Measures to mitigate such risks – by building in ethical considerations at the AI development and testing stage – may be difficult to implement, especially if training data sets are not being updated. This is why it is vital to ensure that human control, oversight and safeguards are emphasized throughout.
Another important related aspect is one of access. Open-source AI increases the possibility of such tools being misused by malicious actors.
At the same time, such models might be a powerful tool for breaking down gendered digital divides by democratizing access to and use of technology.
In either case, understanding gendered access to, use and perception of AI technology is vital to considering unexpected outcomes from frontier AI.
Risks from the integration of frontier AI into society
Any risk assessment of AI’s integration into society must consider how it would affect the most vulnerable and the most historically marginalized.

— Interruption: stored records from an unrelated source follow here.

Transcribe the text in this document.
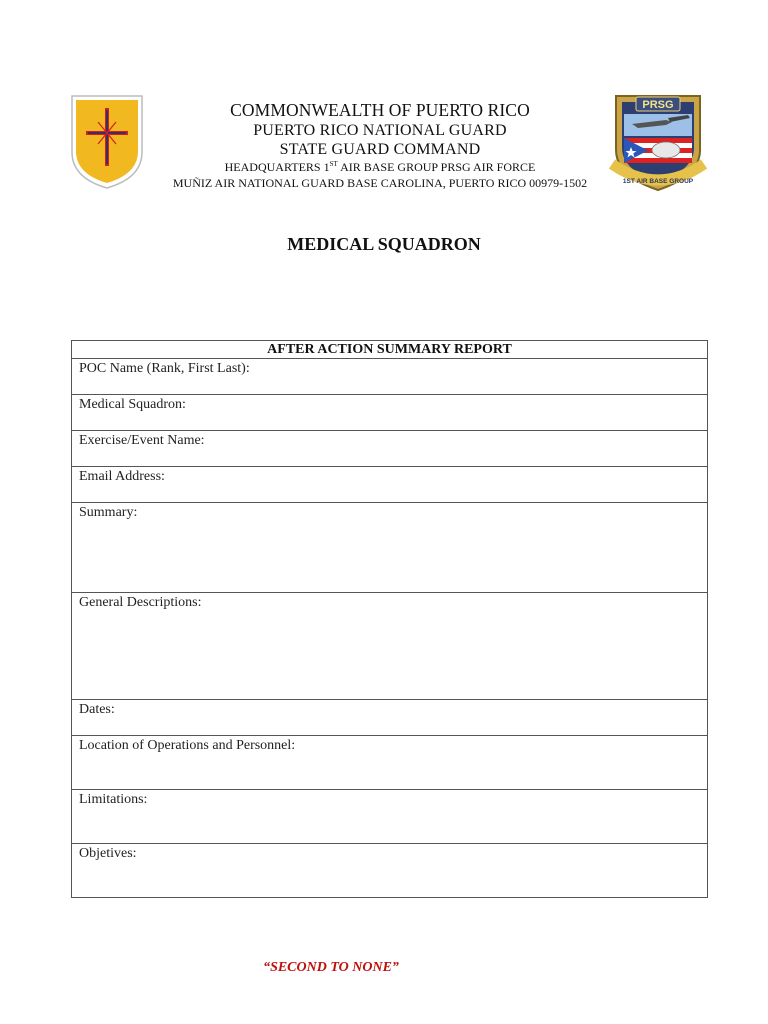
COMMONWEALTH OF PUERTO RICO
PUERTO RICO NATIONAL GUARD
STATE GUARD COMMAND
HEADQUARTERS 1ST AIR BASE GROUP PRSG AIR FORCE
MUÑIZ AIR NATIONAL GUARD BASE CAROLINA, PUERTO RICO 00979-1502
PRSG
1ST AIR BASE GROUP
MEDICAL SQUADRON
AFTER ACTION SUMMARY REPORT

POC Name (Rank, First Last):

Medical Squadron:

Exercise/Event Name:

Email Address:

Summary:

General Descriptions:

Dates:

Location of Operations and Personnel:

Limitations:

Objetives:
“SECOND TO NONE”
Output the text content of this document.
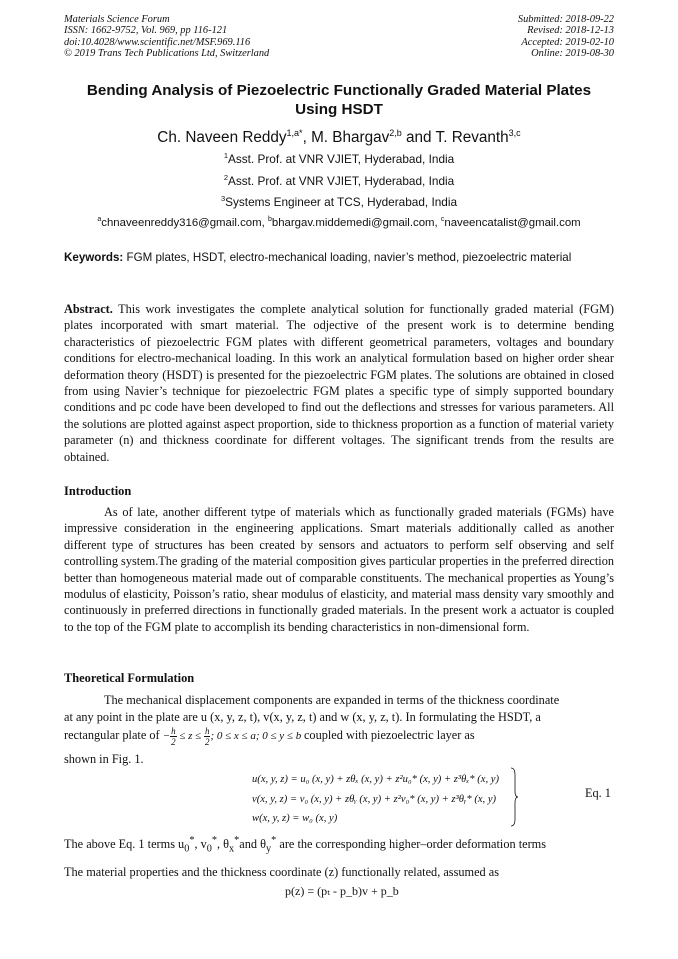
Materials Science Forum
ISSN: 1662-9752, Vol. 969, pp 116-121
doi:10.4028/www.scientific.net/MSF.969.116
© 2019 Trans Tech Publications Ltd, Switzerland
Submitted: 2018-09-22
Revised: 2018-12-13
Accepted: 2019-02-10
Online: 2019-08-30
Bending Analysis of Piezoelectric Functionally Graded Material Plates
Using HSDT
Ch. Naveen Reddy$^{1,a*}$, M. Bhargav$^{2,b}$ and T. Revanth$^{3,c}$
$^1$Asst. Prof. at VNR VJIET, Hyderabad, India
$^2$Asst. Prof. at VNR VJIET, Hyderabad, India
$^3$Systems Engineer at TCS, Hyderabad, India
$^a$chnaveenreddy316@gmail.com, $^b$bhargav.middemedi@gmail.com, $^c$naveencatalist@gmail.com
Keywords: FGM plates, HSDT, electro-mechanical loading, navier’s method, piezoelectric material
Abstract. This work investigates the complete analytical solution for functionally graded material (FGM) plates incorporated with smart material. The odjective of the present work is to determine bending characteristics of piezoelectric FGM plates with different geometrical parameters, voltages and boundary conditions for electro-mechanical loading. In this work an analytical formulation based on higher order shear deformation theory (HSDT) is presented for the piezoelectric FGM plates. The solutions are obtained in closed from using Navier’s technique for piezoelectric FGM plates a specific type of simply supported boundary conditions and pc code have been developed to find out the deflections and stresses for various parameters. All the solutions are plotted against aspect proportion, side to thickness proportion as a function of material variety parameter (n) and thickness coordinate for different voltages. The significant trends from the results are obtained.
Introduction
As of late, another different tytpe of materials which as functionally graded materials (FGMs) have impressive consideration in the engineering applications. Smart materials additionally called as another different type of structures has been created by sensors and actuators to perform self observing and self controlling system.The grading of the material composition gives particular properties in the preferred direction better than homogeneous material made out of comparable constituents. The mechanical properties as Young’s modulus of elasticity, Poisson’s ratio, shear modulus of elasticity, and material mass density vary smoothly and continuously in preferred directions in functionally graded materials. In the present work a actuator is coupled to the top of the FGM plate to accomplish its bending characteristics in non-dimensional form.
Theoretical Formulation
The mechanical displacement components are expanded in terms of the thickness coordinate
at any point in the plate are u (x, y, z, t), v(x, y, z, t) and w (x, y, z, t). In formulating the HSDT, a
rectangular plate of − $\frac{h}{2} \le z \le \frac{h}{2}$ ; 0 ≤ x ≤ a; 0 ≤ y ≤ b coupled with piezoelectric layer as
shown in Fig. 1.
u(x, y, z) = u₀ (x, y) + zθₓ (x, y) + z²u₀* (x, y) + z³θₓ* (x, y)
v(x, y, z) = v₀ (x, y) + zθᵧ (x, y) + z²v₀* (x, y) + z³θᵧ* (x, y)
w(x, y, z) = w₀ (x, y)
Eq. 1
The above Eq. 1 terms $u_0^*$, $v_0^*$, $\theta_x^*and$ $\theta_y^*$ are the corresponding higher–order deformation terms
The material properties and the thickness coordinate (z) functionally related, assumed as
p(z) = (pₜ - p_b)v + p_b
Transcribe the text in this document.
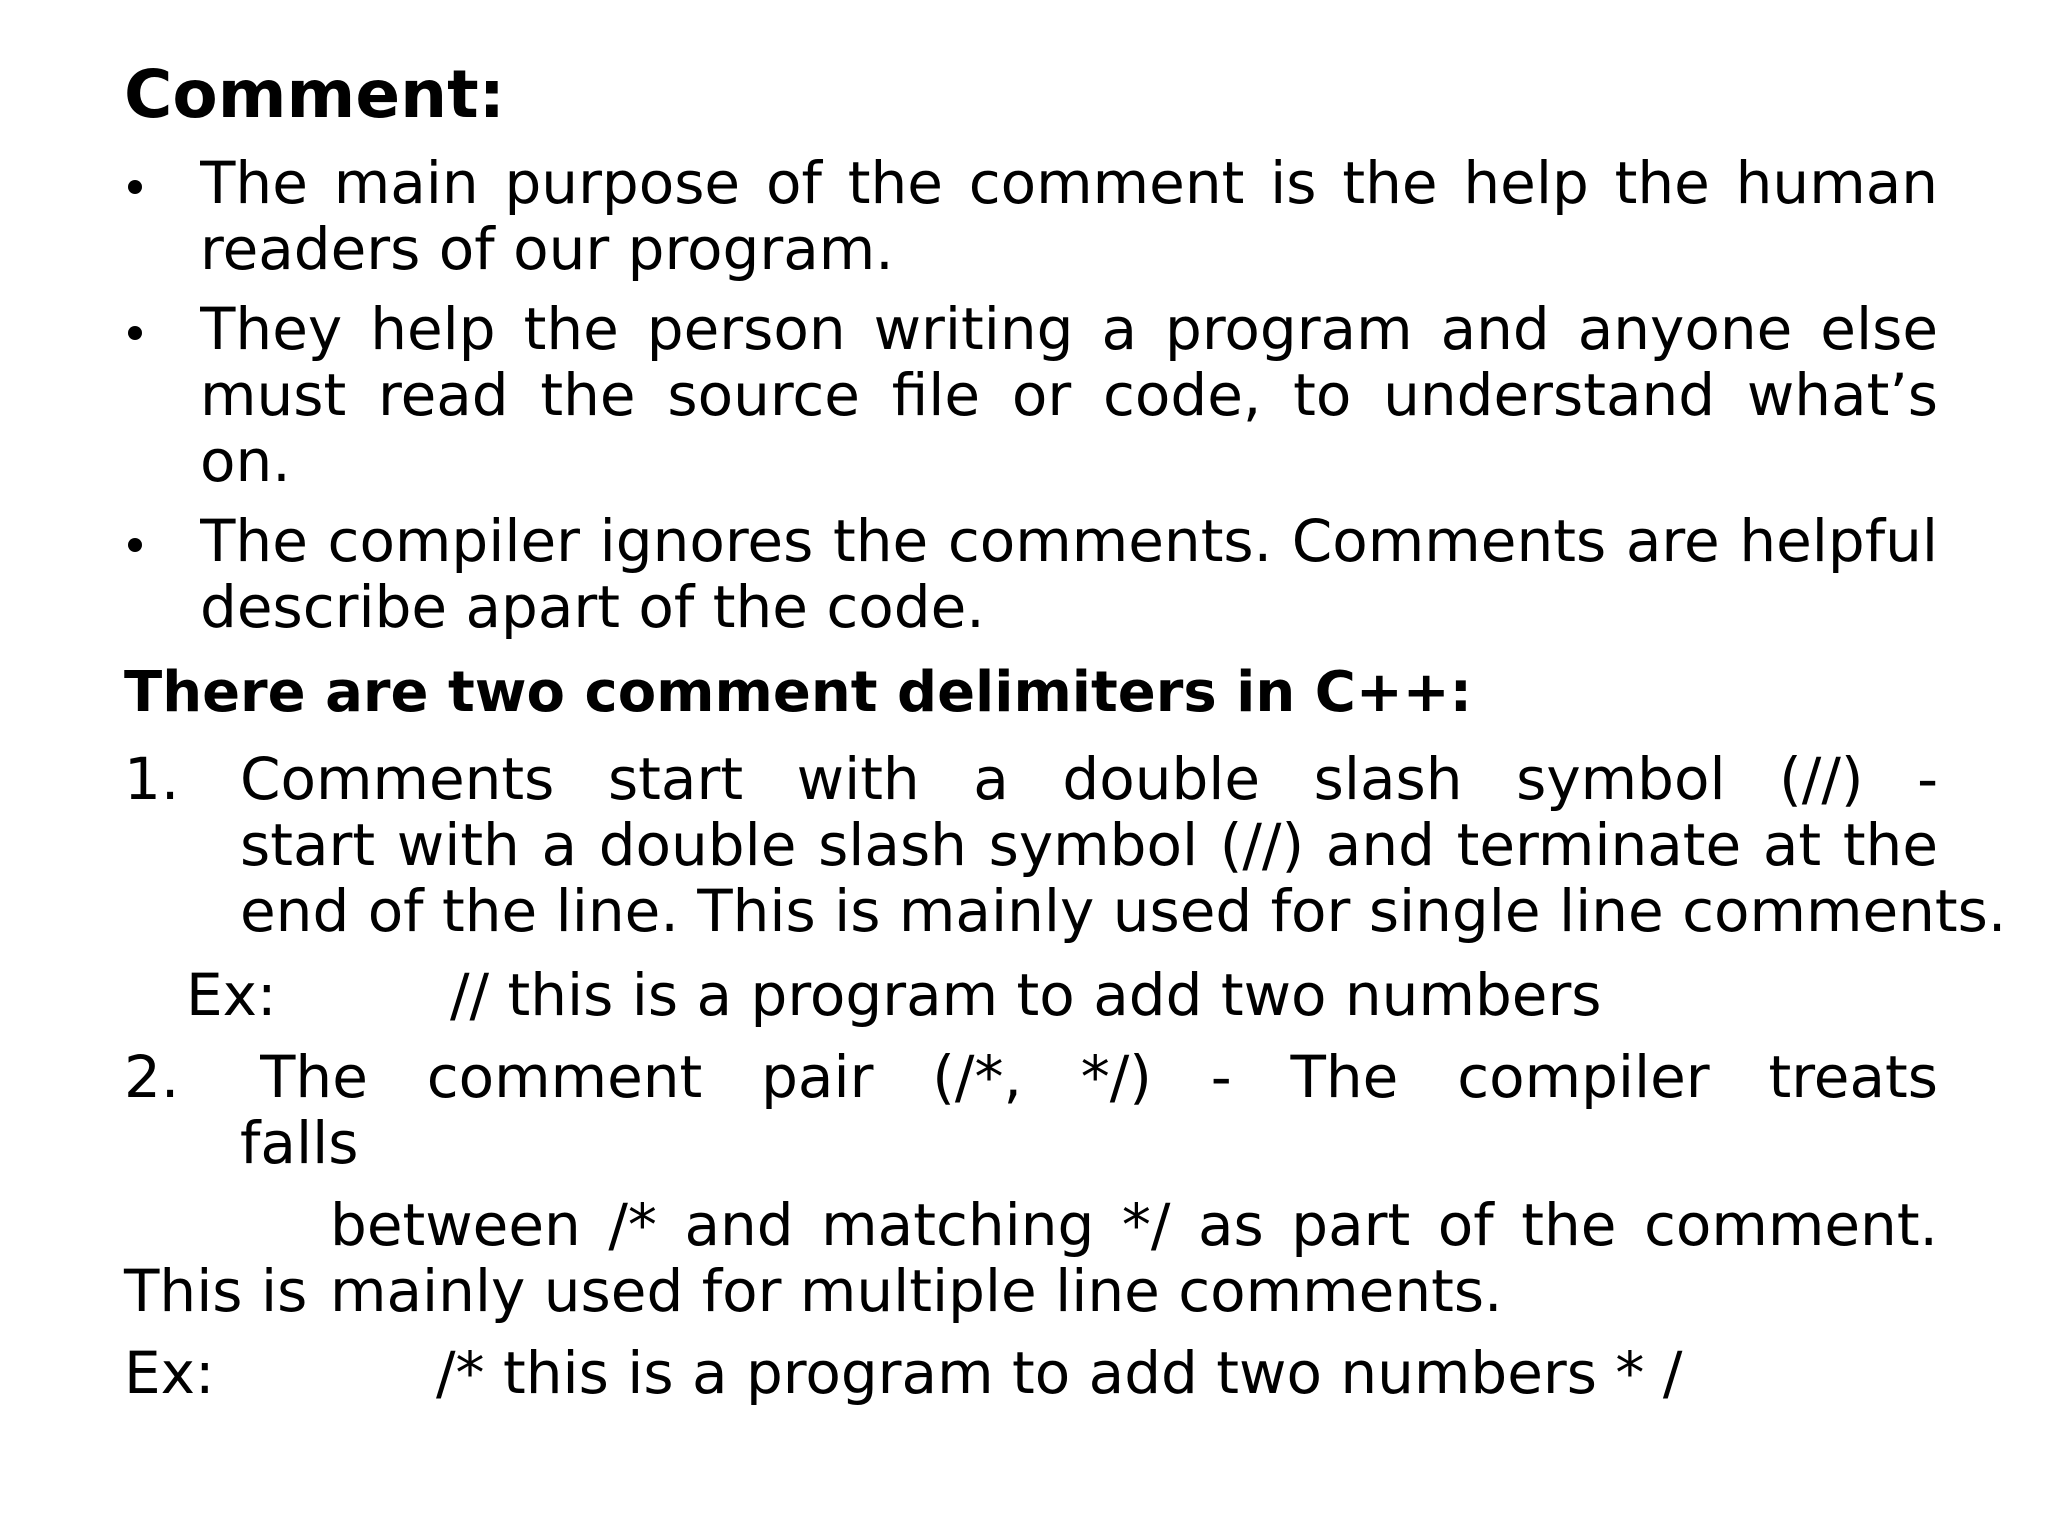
Comment:

The main purpose of the comment is the help the human

readers of our program.

They help the person writing a program and anyone else

must read the source file or code, to understand what’s

on.

The compiler ignores the comments. Comments are helpful

describe apart of the code.

There are two comment delimiters in C++:

1. Comments start with a double slash symbol (//) -

start with a double slash symbol (//) and terminate at the

end of the line. This is mainly used for single line comments.

Ex:	// this is a program to add two numbers

2. The comment pair (/*, */) - The compiler treats

falls

between /* and matching */ as part of the comment.

This is mainly used for multiple line comments.

Ex:	/* this is a program to add two numbers * /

DSIT’s Emerging Processes for Frontier AI Safety paper notes that imbalanced or inaccurate data can lead to less accurate and unhelpful AI systems.
AI models used in medical settings, for example, can display damaging biases. One study showed that AI models for predicting liver disease were more likely to miss the disease in women than in men.
Similarly, genomic research is largely conducted on the genes of white people, meaning that the AI models developed from these data sets may not be effective in a multicultural society or on a global scale.
Models trained on unrepresentative data sets could also create a global AI divide, where some societies benefit from AI tools while others find them inaccurate or unhelpful.
AI used in the criminal justice system will also have been trained on data sets that incorporate harmful and dangerous gendered and racial incarceration trends.
Noting these risks, the summit’s breakout discussions on improving AI safety would be enhanced with the adoption of an intersectional gender lens to improving safety.
Developers and scaling responsibly
While many AI developers have committed to responsible data collection practices, the concept of ‘responsibility’ is subjectively defined and selectively implemented.
Adopting a gender-perspective can level-up AI developer discussion on responsible scaling.
Committing to adopt feminist principles of data collection, for example, could help prevent harmful content from being included in training data in future.
However, commitments to gender equality go beyond data collection and input control, to the employment of workers hired to filter out harmful content from training data. In the case of ChatGPT, OpenAI has been accused of exploitative and inequitable employment.
Role for national and international policymakers
An approach rooted in mapping and mitigating identity-specific harms will enable developers, policymakers and scientists to better understand and respond to AI risks and consider the needs of all those affected by its deployment.